Did either of you have any political agenda?
Part of what motivated this film was the question of what people think of what happened in the U.S. [the 9/11 attacks] and what they think of the U.S. bombing Afghanistan. I learned that in Afghanistan these people were more moderate in views -- whether it was Islamic leaders or refugees. When it came to matters of religion and politics, they were more middle of the road than you find here.
Did they want the U.S. to bomb their country?
They hated the loss of life, but they felt that there was a price that needed to be paid for their freedom.
What was your impression of the women?
The really exciting thing for us was that we began in Tajikistan with an Afghan family. There we had access to women and lived with them in their apartment for a week. That was rare and unique.

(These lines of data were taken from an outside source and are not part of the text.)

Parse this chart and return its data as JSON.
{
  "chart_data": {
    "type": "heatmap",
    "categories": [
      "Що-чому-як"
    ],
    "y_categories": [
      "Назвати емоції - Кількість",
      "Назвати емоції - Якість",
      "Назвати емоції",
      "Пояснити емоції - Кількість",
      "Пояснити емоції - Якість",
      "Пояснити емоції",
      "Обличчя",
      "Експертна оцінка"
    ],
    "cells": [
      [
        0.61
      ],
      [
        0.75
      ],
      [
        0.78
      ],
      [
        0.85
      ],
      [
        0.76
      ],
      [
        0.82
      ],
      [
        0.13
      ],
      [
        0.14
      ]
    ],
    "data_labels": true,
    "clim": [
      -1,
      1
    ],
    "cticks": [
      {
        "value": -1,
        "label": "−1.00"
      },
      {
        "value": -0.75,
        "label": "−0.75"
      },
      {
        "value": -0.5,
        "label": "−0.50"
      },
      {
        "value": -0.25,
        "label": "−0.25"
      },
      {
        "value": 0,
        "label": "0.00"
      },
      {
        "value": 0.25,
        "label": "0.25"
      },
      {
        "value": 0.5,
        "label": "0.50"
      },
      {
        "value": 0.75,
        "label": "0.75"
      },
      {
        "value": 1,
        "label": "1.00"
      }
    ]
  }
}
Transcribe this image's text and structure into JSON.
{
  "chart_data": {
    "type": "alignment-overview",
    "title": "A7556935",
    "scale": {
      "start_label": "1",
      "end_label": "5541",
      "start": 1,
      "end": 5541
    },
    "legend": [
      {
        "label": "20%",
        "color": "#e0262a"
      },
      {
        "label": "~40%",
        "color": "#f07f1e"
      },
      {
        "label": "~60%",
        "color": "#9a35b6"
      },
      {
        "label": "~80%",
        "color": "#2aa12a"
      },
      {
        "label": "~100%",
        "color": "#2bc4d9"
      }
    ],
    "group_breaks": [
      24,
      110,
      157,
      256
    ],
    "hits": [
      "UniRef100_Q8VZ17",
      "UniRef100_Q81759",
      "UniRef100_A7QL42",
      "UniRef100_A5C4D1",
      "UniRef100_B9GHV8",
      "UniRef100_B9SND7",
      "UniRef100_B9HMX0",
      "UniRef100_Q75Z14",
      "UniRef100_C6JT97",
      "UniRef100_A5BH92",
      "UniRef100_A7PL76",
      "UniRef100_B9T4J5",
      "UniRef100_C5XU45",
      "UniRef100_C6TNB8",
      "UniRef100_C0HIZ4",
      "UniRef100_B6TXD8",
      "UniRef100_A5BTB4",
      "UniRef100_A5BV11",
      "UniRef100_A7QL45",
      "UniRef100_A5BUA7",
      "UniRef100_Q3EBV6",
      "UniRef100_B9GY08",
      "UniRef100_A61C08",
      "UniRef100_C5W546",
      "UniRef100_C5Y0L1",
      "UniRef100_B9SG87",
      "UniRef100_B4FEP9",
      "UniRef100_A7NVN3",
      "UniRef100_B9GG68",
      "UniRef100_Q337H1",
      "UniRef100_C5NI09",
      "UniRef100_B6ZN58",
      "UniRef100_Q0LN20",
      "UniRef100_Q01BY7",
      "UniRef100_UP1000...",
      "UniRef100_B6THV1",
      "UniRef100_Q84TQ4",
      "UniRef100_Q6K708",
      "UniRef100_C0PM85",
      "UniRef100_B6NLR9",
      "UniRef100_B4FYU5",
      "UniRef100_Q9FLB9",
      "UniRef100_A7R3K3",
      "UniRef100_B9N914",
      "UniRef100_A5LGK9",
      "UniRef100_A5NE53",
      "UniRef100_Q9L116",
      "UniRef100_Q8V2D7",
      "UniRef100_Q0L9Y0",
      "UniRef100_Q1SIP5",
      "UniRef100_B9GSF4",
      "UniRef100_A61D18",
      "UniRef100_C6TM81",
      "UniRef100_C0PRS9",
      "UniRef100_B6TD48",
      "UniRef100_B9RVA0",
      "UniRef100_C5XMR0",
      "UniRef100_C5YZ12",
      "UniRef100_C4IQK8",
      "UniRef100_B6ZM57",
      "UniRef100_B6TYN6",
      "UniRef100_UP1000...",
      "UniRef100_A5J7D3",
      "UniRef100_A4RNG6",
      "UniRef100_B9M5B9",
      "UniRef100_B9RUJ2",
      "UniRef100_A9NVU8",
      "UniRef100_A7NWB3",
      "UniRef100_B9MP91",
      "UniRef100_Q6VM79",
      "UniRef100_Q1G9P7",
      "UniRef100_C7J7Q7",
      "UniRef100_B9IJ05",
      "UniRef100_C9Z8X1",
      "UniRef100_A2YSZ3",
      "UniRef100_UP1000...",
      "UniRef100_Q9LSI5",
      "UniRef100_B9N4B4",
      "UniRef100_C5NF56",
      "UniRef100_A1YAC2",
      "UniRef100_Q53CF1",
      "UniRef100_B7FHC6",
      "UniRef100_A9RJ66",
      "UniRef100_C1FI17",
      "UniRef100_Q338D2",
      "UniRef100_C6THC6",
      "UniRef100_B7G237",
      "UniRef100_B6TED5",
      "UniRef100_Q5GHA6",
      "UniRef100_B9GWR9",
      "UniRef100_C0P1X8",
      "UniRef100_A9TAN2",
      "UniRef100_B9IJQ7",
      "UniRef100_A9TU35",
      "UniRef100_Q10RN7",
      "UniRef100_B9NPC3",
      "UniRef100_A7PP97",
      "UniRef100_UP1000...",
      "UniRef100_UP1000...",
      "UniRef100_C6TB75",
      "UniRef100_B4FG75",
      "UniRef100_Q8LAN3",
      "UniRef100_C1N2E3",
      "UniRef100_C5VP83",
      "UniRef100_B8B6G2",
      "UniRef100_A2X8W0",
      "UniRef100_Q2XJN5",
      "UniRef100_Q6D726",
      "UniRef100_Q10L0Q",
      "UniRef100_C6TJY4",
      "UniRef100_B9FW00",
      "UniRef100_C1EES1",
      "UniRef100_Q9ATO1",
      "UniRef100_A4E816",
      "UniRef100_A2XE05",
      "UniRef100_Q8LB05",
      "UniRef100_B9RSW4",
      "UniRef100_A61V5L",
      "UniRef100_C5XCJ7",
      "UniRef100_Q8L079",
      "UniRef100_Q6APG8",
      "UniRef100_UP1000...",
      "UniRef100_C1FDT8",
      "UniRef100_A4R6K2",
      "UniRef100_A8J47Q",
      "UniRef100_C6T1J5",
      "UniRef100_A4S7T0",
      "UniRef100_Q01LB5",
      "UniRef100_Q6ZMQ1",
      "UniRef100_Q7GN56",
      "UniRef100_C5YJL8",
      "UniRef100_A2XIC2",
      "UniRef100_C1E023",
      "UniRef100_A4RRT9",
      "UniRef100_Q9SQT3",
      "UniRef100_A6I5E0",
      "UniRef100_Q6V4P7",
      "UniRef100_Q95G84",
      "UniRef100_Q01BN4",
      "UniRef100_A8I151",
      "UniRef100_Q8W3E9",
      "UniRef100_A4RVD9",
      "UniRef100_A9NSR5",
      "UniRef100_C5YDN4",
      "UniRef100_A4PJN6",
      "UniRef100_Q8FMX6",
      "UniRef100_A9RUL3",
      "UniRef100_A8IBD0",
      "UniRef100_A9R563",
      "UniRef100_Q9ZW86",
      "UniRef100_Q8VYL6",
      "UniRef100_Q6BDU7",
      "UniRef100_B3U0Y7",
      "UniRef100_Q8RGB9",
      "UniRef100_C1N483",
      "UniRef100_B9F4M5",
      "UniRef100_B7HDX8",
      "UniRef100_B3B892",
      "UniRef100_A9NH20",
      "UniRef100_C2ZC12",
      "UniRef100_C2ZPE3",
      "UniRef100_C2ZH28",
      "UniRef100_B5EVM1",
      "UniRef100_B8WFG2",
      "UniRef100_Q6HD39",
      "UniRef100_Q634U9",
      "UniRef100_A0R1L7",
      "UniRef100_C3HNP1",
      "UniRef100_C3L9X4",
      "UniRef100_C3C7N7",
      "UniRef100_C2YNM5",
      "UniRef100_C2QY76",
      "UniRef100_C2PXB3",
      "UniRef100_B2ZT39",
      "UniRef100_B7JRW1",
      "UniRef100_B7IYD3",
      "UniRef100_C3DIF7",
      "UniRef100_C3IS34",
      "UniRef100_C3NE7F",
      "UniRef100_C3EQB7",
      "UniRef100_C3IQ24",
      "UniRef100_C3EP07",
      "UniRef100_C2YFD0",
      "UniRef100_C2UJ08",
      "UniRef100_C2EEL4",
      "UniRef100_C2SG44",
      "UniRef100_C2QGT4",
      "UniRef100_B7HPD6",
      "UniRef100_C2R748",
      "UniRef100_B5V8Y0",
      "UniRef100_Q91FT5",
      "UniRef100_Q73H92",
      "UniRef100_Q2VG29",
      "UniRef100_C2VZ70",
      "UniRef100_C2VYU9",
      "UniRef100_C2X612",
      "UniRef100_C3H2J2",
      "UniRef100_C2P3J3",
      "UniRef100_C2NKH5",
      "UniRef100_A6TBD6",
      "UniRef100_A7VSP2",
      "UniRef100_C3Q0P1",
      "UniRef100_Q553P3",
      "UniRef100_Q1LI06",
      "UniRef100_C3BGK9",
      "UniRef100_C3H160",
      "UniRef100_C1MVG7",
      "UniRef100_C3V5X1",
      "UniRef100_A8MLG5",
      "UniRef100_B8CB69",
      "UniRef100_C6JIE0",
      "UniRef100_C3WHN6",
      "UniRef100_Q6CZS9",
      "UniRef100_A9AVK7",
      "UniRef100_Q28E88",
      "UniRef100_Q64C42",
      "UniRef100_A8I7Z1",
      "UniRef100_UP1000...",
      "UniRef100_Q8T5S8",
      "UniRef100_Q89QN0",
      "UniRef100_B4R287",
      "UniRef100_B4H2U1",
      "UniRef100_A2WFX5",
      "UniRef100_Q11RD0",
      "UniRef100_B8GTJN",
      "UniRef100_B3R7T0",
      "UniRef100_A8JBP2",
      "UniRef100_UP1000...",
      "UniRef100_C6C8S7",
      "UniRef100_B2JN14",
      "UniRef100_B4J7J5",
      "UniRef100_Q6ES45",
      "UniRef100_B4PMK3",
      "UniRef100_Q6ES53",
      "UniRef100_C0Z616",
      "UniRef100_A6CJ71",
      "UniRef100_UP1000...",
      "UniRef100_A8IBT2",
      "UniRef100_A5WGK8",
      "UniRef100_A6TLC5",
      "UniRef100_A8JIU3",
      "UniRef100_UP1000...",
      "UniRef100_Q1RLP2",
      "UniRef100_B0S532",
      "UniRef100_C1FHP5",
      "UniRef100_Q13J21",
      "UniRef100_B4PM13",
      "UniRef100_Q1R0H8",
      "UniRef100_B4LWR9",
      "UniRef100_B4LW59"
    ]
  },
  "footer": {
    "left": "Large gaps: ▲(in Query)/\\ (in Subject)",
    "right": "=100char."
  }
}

Completely. It seemed all quite normal. It wasn't until I got to Afghanistan and saw everyone covered ... Shamsadin is such an extraordinary man and I'm afraid my film doesn't do him justice. This is an Islamic elder [not a member of the Taliban regime, but a leader of his town of Faizabad] and he was one of the first to unveil his wife. He himself is horrified by the veil, but, as he says, it's for women's protection because there is no law.
The towns are run by factions of warlords; they're the ones with the guns. It's one thing in Kabul for the women to unveil themselves, but it's another thing in the country where it's more religious. Shamsadin's son talked about it as a tradition: "If you come to a country of one-eyed people, you must blind one of your eyes." In other words, if this is what the law is, this is how it must be.
What were your encounters like with the warlords?
The head of the World Food Programme has a relationship of sorts with this warlord. There's a scene where we're trying to leave the warlord and he's asking us to stay. We have to negotiate to return to Faizabad after having tried to get to the end of the road. The warlord asks us to stay for tea and we say no, but he insists. There's something threatening about it, but it's really a matter of protocol. You do show your host respect. We learned that it's the reality of the situation on the ground -- the warlords control much of Afghanistan and they always have. These are the people who we have to work with to get things done. The effort to change that could take centuries.